May 04 2008

Managing a Quagmire: Britain in Palestine

Published by kreitlob at 4:33 pm under History in the News

With the 60-year anniversary of the creation of Israel upon us, I expect lots of attention on this messy history. And that’s good. I also predict zealots on both sides will mangle the facts, and strangle the parts that stain their side.  

Newly opened documents flesh out the problems that Britain faced trying to manage Palestine just after World War II. Yes, the British’s interest in ruling the former Ottoman territory after World War I flowed in part from the oil of the Mideast. There were also Brits who led them into the snake pit with earnest concern for both Arabs (T.E. Lawrence) and Jews (Alfred Balfour). But it is one of those episodes that from hindsight looks so obviously to have been a predictable quagmire. What were they thinking?

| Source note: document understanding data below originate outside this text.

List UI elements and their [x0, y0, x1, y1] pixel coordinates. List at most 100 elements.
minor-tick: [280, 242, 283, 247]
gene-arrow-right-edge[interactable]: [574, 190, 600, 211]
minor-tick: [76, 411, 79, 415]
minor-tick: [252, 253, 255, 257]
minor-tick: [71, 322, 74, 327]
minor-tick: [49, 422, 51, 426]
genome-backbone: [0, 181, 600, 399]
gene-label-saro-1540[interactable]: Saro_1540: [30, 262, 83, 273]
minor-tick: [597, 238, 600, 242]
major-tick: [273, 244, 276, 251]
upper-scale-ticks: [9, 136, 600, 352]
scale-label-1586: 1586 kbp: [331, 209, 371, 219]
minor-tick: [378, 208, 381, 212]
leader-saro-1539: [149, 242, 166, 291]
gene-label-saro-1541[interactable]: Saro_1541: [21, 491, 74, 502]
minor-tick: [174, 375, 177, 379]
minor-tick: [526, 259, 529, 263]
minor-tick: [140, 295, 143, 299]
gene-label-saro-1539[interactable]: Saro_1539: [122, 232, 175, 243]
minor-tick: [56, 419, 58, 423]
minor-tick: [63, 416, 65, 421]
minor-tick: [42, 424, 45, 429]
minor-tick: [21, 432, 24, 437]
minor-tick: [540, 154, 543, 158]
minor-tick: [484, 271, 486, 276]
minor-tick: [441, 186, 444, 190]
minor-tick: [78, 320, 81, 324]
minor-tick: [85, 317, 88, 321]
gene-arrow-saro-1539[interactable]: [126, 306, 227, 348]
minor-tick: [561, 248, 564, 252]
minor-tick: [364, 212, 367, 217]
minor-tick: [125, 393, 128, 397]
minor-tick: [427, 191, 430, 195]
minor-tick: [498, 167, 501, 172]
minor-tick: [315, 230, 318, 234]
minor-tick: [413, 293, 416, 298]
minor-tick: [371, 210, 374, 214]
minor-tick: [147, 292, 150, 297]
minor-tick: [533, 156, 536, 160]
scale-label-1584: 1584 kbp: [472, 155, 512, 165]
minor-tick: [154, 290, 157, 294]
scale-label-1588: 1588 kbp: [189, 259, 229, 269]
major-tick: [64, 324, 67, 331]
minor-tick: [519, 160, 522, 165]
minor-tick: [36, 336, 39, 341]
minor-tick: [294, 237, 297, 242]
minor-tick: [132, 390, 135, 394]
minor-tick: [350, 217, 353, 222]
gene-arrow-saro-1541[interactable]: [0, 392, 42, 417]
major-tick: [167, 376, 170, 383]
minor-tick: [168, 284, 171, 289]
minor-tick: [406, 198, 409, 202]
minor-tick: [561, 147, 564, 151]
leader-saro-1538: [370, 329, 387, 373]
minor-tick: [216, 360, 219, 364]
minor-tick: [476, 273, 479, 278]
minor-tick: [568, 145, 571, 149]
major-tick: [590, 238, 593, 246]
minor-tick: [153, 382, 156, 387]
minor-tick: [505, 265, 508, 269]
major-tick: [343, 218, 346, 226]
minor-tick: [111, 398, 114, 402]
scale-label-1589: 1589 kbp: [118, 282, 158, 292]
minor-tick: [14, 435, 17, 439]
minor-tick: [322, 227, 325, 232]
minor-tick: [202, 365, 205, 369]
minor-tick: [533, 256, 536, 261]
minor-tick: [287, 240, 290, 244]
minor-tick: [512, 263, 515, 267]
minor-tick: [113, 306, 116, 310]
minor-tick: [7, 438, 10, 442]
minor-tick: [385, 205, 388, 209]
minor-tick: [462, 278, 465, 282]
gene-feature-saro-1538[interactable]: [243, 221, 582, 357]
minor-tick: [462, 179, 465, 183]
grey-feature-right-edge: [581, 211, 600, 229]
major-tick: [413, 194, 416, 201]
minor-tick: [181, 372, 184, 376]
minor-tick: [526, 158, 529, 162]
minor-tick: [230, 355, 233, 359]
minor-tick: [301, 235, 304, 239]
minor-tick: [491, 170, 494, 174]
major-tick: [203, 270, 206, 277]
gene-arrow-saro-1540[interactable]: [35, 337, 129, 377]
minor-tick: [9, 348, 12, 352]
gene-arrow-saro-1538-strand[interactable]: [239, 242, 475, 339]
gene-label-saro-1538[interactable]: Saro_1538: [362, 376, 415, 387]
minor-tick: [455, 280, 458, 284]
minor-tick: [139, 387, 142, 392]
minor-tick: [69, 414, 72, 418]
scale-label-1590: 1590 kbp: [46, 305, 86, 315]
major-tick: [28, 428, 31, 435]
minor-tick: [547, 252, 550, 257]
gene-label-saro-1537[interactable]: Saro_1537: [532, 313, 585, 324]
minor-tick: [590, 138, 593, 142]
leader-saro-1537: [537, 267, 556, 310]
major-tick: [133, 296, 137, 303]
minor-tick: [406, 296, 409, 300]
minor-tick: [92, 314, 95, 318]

Zionists, especially, were so understandably militant due to the  holocaust that no patience was possible toward British aims to balance the population in Palestine between Arabs and Jews. I remember reading Golda Meir’s autobiography and her conviction at the time that no one in the world cared for these European refugees except the yishuv of Palestine.

The new documents show Britain officials agonizing as much about their own image as about the plight of the victimized Jews of Europe when a renegade ship called the Exodus, overloaded with those European Jews, tried to break through with this cargo of huddled masses the British embargo on any additional immigrants to Palestine.

The Exodus’ ordeal focused world attention on the British blockade of Palestine and the plight of Jews fleeing Europe after World War II.

The documents show that diplomats and military officers knew that sending Jews back to Germany and putting them in camps so soon after the Holocaust would set off protests.

Although the British worried about effects of these acts on worldwide p.r., I wonder instead what role these episodes played in propelling militant zionists such as the Irgun who would embrace terrorist tactics and kill Brits and Arabs in Palestine until the British left on May 14, 1948.

Does the Torah, like the Old Testament, also contain that passage about sowing the wind?